Im Zuge seiner Recher­chen zu dem Instru­ment stieß er auf den Braun­schweiger Kompo­nisten Johann Gottfried Schwan­berger, der seiner­zeit in einem Atemzug mit zum Beispiel Joseph Hayden und Wolfgang Amadeus  Mozart genannt wurde. Schwan­berger wurde von Lemme als Referenz für seine Erfindung des „gepreßten“ Resonanz­bo­dens genannt.

Hofka­pell­meister am Opernhaus

Herzog Carl I. von Braun­schweig-Lüneburg hatte dem jungen Schwa­ne­berger einen Ausbil­dungs­auf­ent­halt über sechs Jahre in Italien finan­ziert. Nach seiner Rückkehr wurde der erst 24-Jährige zum Hofka­pell­meister am Opernhaus am Hagen­markt ernannt. Schwan­ber­gers Dienst­woh­nung befand sich in der Burg Dankwar­derode. Zu seinen Aufgaben zählte die Kompo­si­tion von Opern. Insgesamt entstanden wohl 13 Opern sowie weitere Singspiele, weltliche Kantaten und Kirchen­musik, mehr als 20 Sinfonien, Cembalo- und Klavier­so­naten.

Im „Lexikon der Tonkünstler“ von Ernst Ludwig Gerber aus dem Jahre 1790 wird, so hat Peter Karsten heraus­ge­funden, über Schwan­berger berichtet: „Eben so groß ist er als Künstler auf dem Klaviere .… alle die ihn gehöret haben, stimmen darinne überein: daß er in seinem Vortrage an Leich­tig­keit, Fertig­keit, Feinheit und Delika­tesse, von niemanden übertroffen werden könnte. Es beweisen dieß schon seine Klavier­so­naten“.
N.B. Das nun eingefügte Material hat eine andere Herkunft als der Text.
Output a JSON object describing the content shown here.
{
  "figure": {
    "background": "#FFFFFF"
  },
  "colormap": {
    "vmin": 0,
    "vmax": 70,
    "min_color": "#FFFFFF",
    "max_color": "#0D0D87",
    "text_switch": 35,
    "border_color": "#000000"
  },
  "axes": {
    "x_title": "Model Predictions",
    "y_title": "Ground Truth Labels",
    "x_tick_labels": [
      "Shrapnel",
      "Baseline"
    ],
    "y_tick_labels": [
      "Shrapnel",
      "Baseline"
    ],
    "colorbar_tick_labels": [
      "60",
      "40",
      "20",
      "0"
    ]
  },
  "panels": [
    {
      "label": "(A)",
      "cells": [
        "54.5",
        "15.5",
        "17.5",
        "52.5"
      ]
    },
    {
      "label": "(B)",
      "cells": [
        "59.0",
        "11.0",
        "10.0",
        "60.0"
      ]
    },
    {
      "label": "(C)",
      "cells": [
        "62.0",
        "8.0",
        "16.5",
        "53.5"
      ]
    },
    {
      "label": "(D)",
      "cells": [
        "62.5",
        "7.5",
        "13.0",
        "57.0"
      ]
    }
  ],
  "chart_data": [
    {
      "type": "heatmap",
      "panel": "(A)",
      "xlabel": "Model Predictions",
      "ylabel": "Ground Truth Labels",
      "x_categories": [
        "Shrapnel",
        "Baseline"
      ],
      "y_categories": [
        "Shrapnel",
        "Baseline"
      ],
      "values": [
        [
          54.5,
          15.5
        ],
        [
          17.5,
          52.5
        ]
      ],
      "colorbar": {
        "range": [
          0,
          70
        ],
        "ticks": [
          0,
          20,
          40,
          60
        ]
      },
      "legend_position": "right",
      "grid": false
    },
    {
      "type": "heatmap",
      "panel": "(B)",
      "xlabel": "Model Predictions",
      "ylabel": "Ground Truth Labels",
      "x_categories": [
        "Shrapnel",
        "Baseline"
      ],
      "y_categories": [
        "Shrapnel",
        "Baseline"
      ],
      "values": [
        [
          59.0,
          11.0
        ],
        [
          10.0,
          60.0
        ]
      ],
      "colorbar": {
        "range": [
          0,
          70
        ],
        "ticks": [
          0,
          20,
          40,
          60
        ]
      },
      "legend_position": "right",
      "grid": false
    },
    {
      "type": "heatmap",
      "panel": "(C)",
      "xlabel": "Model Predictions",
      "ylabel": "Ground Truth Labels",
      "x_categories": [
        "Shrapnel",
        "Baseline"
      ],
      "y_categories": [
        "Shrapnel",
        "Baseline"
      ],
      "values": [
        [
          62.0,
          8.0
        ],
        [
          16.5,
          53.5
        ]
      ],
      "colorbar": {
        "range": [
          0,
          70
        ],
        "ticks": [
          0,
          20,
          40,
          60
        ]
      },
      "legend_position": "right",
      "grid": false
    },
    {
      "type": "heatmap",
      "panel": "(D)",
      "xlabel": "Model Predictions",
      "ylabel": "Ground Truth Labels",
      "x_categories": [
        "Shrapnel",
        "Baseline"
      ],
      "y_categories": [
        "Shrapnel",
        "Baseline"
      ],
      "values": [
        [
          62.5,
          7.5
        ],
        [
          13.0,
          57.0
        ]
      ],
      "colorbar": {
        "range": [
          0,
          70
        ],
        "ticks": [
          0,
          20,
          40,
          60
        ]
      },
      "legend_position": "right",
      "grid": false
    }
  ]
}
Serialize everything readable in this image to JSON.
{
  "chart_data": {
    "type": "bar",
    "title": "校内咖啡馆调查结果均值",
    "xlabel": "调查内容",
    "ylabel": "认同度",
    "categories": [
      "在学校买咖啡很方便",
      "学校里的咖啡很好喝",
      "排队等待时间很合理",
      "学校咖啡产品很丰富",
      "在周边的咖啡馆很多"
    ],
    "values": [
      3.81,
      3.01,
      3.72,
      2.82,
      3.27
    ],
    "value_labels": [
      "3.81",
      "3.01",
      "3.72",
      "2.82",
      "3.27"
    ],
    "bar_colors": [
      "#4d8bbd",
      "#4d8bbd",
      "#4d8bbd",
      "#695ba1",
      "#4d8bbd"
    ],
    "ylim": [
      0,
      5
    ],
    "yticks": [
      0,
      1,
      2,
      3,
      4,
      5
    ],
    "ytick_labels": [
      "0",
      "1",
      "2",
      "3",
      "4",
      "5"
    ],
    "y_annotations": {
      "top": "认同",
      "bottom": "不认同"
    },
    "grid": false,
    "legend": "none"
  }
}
Schwan­berger verstarb 1804 im Alter von 67 Jahren an Entkräf­tung und wurde auf dem Domfriedhof begraben. Peter Karsten hat mit seinem „Herzblut-Projekt“ hat ein spannendes Kapitel Braun­schweiger Kultur­ge­schichte aufge­schlagen. „Leider habe ich bislang keine Grabstelle Schwan­ber­gers mehr ausfindig machen können. Es wäre mein Wunsch, dass er durch eine Gedenk­tafel gewürdigt wird und nicht wieder in Verges­sen­heit gerät“, sagt Peter Karsten.